A second major conclusion is that MCP security is not a niche protocol issue. It is increasingly central to agent runtime security itself. MCP matters because it is becoming one of the primary ways agents access external context, tools, and downstream systems during execution. That makes MCP not just an integration standard, but a live control surface for agent behavior. The paper’s MCP case study shows that the ecosystem is currently immature: plaintext credentials are common, OAuth adoption remains limited, tool poisoning attacks are highly effective, and many organizations lack even basic inventory of which MCP servers and tools are in use. As a result, MCP security must be approached across multiple layers: inventory and governance, supply chain validation, communication security, authorization, and credential management. Organizations that ignore MCP security will leave a large part of their runtime attack surface effectively unmanaged.
A third conclusion is that governance at scale will become the central operational challenge of the agentic enterprise. Today, many organizations are still asking first-order visibility questions: how many agents do we have, who owns them, and what can they access? But as deployments mature, those questions will quickly evolve into scaling questions: how should agents be classified, how should privileges be templated, how should approvals be automated, how should orphaned agents be handled, and how can policies be applied consistently across thousands or millions of agents?
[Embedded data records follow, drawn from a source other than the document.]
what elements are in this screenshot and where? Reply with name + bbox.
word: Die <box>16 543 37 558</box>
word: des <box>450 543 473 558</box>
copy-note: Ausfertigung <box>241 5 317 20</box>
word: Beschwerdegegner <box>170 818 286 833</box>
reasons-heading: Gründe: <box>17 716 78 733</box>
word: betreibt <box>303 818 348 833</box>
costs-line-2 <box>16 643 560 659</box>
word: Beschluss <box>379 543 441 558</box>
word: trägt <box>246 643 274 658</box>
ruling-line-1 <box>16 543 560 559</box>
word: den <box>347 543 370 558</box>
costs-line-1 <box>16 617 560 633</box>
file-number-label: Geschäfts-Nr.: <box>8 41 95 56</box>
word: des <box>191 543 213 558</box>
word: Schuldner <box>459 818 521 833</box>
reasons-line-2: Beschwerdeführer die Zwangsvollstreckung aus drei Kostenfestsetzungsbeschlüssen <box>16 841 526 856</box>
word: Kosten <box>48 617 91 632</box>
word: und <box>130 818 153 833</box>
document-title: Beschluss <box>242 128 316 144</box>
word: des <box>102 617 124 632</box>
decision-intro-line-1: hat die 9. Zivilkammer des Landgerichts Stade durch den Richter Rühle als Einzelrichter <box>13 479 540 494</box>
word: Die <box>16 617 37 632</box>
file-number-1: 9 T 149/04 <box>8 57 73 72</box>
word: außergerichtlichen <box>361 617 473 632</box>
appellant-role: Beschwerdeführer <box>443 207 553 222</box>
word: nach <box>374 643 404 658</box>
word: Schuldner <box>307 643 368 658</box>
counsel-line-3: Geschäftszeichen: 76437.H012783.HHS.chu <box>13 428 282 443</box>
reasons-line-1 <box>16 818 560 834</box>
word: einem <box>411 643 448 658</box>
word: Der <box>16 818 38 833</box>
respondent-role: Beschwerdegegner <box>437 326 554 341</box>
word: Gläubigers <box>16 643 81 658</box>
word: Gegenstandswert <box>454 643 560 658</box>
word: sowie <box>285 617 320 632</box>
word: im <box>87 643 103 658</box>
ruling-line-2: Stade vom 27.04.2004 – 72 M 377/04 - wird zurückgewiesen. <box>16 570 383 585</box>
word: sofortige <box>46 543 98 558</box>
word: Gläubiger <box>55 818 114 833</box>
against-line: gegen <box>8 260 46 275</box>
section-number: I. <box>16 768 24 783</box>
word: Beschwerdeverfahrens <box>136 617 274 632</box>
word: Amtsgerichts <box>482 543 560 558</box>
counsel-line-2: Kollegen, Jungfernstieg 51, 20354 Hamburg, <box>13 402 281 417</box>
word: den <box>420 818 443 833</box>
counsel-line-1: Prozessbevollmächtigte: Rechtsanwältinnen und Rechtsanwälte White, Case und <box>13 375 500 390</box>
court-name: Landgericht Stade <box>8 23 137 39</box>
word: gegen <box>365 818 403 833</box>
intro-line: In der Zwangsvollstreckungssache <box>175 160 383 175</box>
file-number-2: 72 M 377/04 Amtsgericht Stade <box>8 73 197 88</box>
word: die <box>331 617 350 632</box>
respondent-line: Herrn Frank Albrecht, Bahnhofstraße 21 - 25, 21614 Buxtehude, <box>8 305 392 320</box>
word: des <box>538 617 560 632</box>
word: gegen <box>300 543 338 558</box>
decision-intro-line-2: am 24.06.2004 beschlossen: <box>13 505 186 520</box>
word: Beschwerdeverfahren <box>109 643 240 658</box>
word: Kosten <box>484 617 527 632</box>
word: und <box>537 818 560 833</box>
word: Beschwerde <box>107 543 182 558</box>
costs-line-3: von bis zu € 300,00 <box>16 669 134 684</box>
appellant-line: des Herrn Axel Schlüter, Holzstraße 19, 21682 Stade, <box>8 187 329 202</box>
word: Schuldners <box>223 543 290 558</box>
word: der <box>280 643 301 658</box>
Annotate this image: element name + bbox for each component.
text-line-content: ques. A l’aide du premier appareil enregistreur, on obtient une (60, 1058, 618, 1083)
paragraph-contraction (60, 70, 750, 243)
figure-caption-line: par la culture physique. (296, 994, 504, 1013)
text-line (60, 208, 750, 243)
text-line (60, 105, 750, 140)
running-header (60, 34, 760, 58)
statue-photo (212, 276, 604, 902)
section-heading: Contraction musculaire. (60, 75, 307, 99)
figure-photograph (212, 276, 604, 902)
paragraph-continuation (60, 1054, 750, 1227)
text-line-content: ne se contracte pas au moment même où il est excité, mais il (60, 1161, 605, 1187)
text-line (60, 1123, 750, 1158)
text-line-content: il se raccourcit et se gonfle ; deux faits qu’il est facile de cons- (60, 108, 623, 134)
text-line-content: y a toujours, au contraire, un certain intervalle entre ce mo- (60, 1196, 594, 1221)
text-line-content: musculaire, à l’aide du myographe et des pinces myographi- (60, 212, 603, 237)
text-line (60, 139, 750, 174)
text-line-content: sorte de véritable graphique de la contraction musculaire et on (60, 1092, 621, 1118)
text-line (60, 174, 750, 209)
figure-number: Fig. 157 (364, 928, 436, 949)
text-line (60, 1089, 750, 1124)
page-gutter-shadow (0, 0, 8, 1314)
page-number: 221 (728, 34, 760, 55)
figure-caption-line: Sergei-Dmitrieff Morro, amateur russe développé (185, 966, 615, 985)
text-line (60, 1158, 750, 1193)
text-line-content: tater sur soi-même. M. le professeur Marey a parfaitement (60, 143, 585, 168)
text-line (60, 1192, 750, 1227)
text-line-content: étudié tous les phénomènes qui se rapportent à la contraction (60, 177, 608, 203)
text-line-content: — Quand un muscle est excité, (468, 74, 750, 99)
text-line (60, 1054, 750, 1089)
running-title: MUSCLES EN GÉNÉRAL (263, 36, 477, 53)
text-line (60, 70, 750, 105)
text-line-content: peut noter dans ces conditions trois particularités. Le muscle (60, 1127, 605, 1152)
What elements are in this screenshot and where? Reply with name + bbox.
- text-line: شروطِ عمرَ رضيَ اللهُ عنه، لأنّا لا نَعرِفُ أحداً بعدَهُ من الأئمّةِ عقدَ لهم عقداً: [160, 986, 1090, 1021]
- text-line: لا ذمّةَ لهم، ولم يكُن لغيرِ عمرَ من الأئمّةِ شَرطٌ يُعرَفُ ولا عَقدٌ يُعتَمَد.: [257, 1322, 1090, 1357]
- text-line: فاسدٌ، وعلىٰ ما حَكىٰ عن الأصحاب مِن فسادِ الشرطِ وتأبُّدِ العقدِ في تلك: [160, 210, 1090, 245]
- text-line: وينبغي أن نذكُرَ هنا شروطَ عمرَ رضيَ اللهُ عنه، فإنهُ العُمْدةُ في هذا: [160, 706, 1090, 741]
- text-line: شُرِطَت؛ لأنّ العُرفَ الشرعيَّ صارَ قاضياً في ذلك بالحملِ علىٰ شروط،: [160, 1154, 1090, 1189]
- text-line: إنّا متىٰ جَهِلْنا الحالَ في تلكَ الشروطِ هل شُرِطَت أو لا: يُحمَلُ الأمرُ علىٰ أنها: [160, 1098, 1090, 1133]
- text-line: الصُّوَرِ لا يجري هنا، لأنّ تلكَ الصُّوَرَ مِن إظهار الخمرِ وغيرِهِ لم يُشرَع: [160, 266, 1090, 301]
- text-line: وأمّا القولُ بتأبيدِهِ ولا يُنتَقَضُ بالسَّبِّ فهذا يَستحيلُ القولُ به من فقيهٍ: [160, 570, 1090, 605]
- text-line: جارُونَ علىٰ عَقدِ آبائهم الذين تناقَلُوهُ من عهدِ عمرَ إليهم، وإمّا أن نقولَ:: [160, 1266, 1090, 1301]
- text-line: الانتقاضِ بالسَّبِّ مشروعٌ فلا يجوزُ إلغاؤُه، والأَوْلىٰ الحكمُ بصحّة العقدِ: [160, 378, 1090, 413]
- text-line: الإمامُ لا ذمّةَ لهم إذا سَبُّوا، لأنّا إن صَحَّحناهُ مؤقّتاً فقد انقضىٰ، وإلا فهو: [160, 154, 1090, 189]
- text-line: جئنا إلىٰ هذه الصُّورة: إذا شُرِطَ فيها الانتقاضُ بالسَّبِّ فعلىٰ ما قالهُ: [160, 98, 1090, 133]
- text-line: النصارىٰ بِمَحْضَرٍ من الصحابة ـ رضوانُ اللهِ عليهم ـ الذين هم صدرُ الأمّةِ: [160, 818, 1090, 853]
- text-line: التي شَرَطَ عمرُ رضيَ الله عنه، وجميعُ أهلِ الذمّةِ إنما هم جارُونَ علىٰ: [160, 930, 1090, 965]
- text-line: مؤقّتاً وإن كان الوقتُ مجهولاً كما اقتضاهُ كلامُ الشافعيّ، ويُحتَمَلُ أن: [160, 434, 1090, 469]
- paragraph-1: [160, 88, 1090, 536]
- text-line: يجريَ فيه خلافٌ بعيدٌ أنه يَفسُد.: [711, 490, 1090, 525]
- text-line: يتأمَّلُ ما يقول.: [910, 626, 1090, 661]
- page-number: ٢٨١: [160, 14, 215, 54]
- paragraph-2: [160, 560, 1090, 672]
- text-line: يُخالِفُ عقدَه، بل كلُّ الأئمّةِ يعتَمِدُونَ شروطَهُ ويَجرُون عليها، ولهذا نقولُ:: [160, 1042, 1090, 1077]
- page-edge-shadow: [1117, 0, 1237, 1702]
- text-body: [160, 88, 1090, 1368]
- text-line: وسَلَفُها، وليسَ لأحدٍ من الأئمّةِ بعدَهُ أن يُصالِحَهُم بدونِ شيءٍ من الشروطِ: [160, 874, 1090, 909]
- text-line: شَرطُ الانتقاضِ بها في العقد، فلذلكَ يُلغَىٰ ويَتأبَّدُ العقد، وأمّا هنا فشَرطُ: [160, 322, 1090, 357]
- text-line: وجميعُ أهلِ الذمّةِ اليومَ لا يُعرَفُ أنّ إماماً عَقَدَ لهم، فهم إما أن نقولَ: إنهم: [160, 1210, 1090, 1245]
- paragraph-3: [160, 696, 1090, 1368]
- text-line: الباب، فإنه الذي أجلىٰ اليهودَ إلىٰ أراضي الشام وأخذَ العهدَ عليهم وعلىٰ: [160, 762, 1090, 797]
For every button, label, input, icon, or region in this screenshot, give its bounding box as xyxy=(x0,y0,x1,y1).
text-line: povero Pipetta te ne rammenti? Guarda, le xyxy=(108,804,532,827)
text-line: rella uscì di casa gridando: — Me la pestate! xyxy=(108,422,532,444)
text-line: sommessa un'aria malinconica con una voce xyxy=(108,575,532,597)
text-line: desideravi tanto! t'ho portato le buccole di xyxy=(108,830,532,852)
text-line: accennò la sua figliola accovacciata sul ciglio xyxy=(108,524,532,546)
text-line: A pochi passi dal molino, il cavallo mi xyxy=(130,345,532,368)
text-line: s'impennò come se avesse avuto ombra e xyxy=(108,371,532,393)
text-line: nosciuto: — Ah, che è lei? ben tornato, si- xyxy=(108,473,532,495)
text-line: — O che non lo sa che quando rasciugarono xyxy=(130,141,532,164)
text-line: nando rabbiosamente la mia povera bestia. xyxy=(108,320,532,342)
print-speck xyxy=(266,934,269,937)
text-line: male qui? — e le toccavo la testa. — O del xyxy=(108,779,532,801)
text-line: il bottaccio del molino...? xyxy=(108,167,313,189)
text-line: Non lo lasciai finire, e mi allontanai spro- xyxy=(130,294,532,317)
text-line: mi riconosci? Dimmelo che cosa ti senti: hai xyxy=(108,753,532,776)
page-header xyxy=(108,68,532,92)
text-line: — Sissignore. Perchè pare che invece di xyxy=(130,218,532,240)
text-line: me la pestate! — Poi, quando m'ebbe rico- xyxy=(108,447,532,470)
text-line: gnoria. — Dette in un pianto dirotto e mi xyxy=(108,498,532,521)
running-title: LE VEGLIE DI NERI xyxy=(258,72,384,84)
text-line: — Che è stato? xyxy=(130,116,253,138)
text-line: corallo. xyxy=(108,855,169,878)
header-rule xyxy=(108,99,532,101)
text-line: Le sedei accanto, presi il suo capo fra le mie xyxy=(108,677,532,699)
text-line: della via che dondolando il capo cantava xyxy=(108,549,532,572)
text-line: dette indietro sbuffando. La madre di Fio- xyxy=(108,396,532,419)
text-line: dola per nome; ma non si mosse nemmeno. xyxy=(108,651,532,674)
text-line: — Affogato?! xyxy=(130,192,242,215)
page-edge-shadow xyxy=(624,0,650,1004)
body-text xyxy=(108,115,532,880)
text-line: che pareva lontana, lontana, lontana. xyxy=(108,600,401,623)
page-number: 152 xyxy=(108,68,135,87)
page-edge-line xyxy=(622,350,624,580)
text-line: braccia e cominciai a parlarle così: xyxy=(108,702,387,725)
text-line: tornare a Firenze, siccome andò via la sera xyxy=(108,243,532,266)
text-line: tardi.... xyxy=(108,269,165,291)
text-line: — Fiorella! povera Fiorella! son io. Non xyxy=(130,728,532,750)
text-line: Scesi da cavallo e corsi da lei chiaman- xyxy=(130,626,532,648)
The vendors most likely to endure will be those that can connect runtime enforcement with scalable governance primitives rather than treating every agent as a bespoke exception.
Finally, we suggest that there is a new security design principle: agents must be treated as first-class identities, but secured as runtime actors. Identity is necessary, but not sufficient. Registry, sponsorship, access graphs, and directory integration all matter. But so do intent evaluation, dynamic authorization, behavioral controls, kill switches, and auditability. Security leaders will need both layers. The winning architectures will be those that can tie accountability and governance at the identity layer to context-aware decisioning and control at the runtime layer.
The transition to the agentic enterprise is already underway. In many organizations, it is happening faster than the control plane required to secure it. The core challenge for the next several years will not be whether enterprises adopt agents, but whether they can do so with enough visibility, governance, and runtime control to preserve trust in the systems those agents touch. That is the central problem of agentic identity, and increasingly, one of the central security problems of the AI era.